The beginning of the New Year means making resolutions — and being involved in the IT Operations Management game for most of my career — I can’t think of a better one than to make your Event Management more effective. Why? Read my previous post Toward the new Roaring ‘20’s of Monitoring IT. Monitoring data is getting more voluminous, being delivered (and needing to be processed) more quickly, and coming from any number of sources. Keeping up with the ability to process that data load into actionable events is a tougher and tougher task. While this is unfolding, we are finally seeing monitoring technology adapt and improve to address today’s environments with innovations and next generation solutions. With that, an opportunity presents itself to make strong leaps in Event Management. But crafting the right menu of events to action is just part of the equation in improving Event Management today. You also need to move the whole process along faster. That means not only identifying those events, but Presenting the Event, Assigning the Event to the right team, and/or finding an automated method to Fix the Event. Ultimately, the goal is to identify real problems faster and restore service more quickly.

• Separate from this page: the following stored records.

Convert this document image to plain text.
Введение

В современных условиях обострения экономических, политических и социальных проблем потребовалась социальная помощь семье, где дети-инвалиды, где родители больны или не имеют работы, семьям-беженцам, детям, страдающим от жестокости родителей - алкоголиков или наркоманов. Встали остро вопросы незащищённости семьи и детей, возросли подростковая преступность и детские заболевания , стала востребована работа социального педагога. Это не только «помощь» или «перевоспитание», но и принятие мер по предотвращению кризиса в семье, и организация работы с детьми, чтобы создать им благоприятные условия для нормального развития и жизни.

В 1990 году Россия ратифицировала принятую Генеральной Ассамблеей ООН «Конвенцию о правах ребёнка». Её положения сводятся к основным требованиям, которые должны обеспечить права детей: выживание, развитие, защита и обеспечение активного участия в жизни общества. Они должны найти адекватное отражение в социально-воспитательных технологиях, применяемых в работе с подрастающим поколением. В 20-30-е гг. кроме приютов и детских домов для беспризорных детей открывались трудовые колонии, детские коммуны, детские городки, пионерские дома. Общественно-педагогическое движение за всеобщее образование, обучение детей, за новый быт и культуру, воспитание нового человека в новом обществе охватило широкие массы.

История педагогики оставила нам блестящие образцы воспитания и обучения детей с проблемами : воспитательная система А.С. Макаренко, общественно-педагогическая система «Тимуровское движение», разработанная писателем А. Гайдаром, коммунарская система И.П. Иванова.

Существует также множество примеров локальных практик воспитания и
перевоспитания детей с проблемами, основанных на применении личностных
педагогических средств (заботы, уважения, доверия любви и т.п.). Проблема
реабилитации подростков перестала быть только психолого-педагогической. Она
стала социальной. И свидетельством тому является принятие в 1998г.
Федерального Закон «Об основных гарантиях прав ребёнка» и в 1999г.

So there are a couple of important areas you can tackle to reach your resolution goal.
One is the technology you employ to help you deal with all those events and data. Older platforms such as Tivoli Netcool and others of that generation have all been around for a while (at least their core architecture and technology) and may be seeing their best days behind them as they try to adapt and keep pace. The advent of machine-learning capabilities incorporated into monitoring platforms has moved into the mainstream. Now, almost every vendor is touting their machine-learning/artificial intelligence capability. This situation seems reminiscent of the “predictive analytics” hype of ten years ago, as vendors raced to promote their algorithmic capability at predicting events. As with that era, I expect that there will be a shakeout of winners and losers here as the “in combat” experiences (proof-of-concepts and early adopter implementations) emerge and provide more clarity on what is actually providing value and delivering on its promise.
The other area to turn attention to is within the process chain and incorporate new ways of expediting identification and triage of events and then resolving the issue with a minimal amount of “touches”. This involves attention toward event management presentation, and tuning the platform to engage the right teams in real time, while also providing the capability to escalate, collaborate and remediate with more speed. In this realm there is opportunity to make inroads through attention to how events are managed and moved through an incident management cycle. Here again, there are evolutionary changes occurring as the walls between development and operational support are converging more and support/restoration/fix duties and teams are being redefined in the context of DevOps culture and the rapid pace and dynamism of digital delivery.
With technology and culture making important evolutionary change, it is a great time to reevaluate current practices and platforms and take some steps which will reduce the time it takes to isolate and restore services. And there may be no better time to make bigger leaps than had been possible just a few years ago.